Frequently referred to as one of the first zombie movies, this controversial film had groundbreaking special effects and is considered to be one of the greatest movies ever made. The plot revolves around a group of people who take refuge in an abandoned house as zombies suddenly and inexplicably begin to swarm them. 

Saw (2004)

The first installment of a revolutionary horror franchise, Saw (2004) will have you gripping your seat this Halloween season. In this movie, we are first introduced to the notorious Jigsaw, who traps victims in isolated rooms and makes them perform certain vicious “games” in order to survive. The film has received a cult following since its release and has been the source for many equally-gripping sequels.

Five Nights at Freddy's (2023) 

Bonnie, Freddy Fazbear and Chica in Five Nights at Freddy's

This new film hits theaters and Peacock simultaneously on October 27, 2023. It centers on a security guard (Josh Hutcherson) who starts working at Freddy Fazbear's Pizza — and quickly realizes the night shift won't be easy to get through. (Because of, ya know, possessed, murderous animatronic creatures.)

RELATED: How to Get Tickets to the Five Nights at Freddy's Movie Right Now

Frankestein (1931)

Based off Mary Shelley’s iconic novel of the same name, this classic horror film tells the now well-known tale of a mad scientist who constructs a monster from body parts.

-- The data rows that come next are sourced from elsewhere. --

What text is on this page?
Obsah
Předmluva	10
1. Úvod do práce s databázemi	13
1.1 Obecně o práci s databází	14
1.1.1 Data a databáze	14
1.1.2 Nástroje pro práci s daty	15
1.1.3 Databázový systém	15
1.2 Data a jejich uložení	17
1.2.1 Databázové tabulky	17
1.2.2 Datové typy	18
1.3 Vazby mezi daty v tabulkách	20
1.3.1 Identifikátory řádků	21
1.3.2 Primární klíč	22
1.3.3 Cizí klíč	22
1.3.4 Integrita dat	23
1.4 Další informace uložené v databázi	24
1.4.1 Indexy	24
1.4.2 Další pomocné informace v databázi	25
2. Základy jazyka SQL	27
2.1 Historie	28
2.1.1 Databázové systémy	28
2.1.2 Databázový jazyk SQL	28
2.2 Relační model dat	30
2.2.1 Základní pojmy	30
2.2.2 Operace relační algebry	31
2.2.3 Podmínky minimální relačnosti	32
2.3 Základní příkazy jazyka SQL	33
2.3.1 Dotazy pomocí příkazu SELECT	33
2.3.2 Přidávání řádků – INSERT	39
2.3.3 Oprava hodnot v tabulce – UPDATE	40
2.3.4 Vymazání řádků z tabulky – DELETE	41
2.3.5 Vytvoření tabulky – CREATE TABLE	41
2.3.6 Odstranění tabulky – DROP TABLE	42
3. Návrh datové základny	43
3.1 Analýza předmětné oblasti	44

At the time of its release, many scenes were considered too shocking for public viewing and were cut for censorship. Although it was made in 1931, Frankenstein is still equally as riveting today, with it currently holding a rare 100% rating on Rotten Tomatoes.

The Birds (1963)

From the legendary horror filmmaker Alfred Hitchcock, The Birds tells the chilling tale of an unexplained crow attack on innocent bystanders of San Francisco. It stars Tippi Hedren as one of the leads in her film debut, and was nominated for an Oscar for Best Special Effects. It has been recognized by the Library of Congress as being “culturally significant” and critics have praised Hitchcock’s ability to turn a seemingly harmless animal into “some of the most terrifying villains in horror history.”

Exorcist: The Beginning (2004)

Angela Fielding (Lidya Jewett) and Katherine (Olivia Marcum) in The Exorcist: Believer.

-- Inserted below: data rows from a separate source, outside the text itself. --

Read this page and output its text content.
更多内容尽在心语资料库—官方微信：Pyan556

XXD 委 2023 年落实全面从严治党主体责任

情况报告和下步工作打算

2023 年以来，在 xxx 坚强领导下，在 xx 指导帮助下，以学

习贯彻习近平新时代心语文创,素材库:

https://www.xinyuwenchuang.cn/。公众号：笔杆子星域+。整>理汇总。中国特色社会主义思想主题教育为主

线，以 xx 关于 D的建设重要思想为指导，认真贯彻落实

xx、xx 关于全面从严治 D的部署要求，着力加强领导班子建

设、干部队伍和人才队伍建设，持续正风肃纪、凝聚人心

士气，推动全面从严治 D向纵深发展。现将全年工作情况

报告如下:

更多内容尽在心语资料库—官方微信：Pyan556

If you're still reeling from The Exorcist: Believer (see photo above), you have to check out Exorcist: The Beginning. The 2004 film stars Stellan Skarsgård as a former priest who discovers signs of demonic possession at an excavation site in Kenya. 

RELATED: The Ending of The Exorcist: Believer Explained

Werewolf of London (1935)

Considered to be the first mainstream film to feature a werewolf, this 1935 movie tells the story of a young scientist who is bitten by a strange creature and undergoes an eerie transformation when the full moon appears. Werewolf of London has inspired other films such as An American Werewolf in London and its sequel An American Werewolf in Paris. Better yet, the stage makeup used to create the werewolf was done by the same Artist who created Frankenstein’s monster in 1931’s Frankenstein.

The Thing (1982)

Directed by John Carpenter and starring Kurt Russell, The Thing follows an alien life form that is able to imitate the appearance of human beings. Although it wasn’t initially well-received by critics during its 1982 release, it has gained a cult following years later with home release. It is now widely considered to be one of the greatest science-fiction horror movies ever created, thanks to its technical achievements.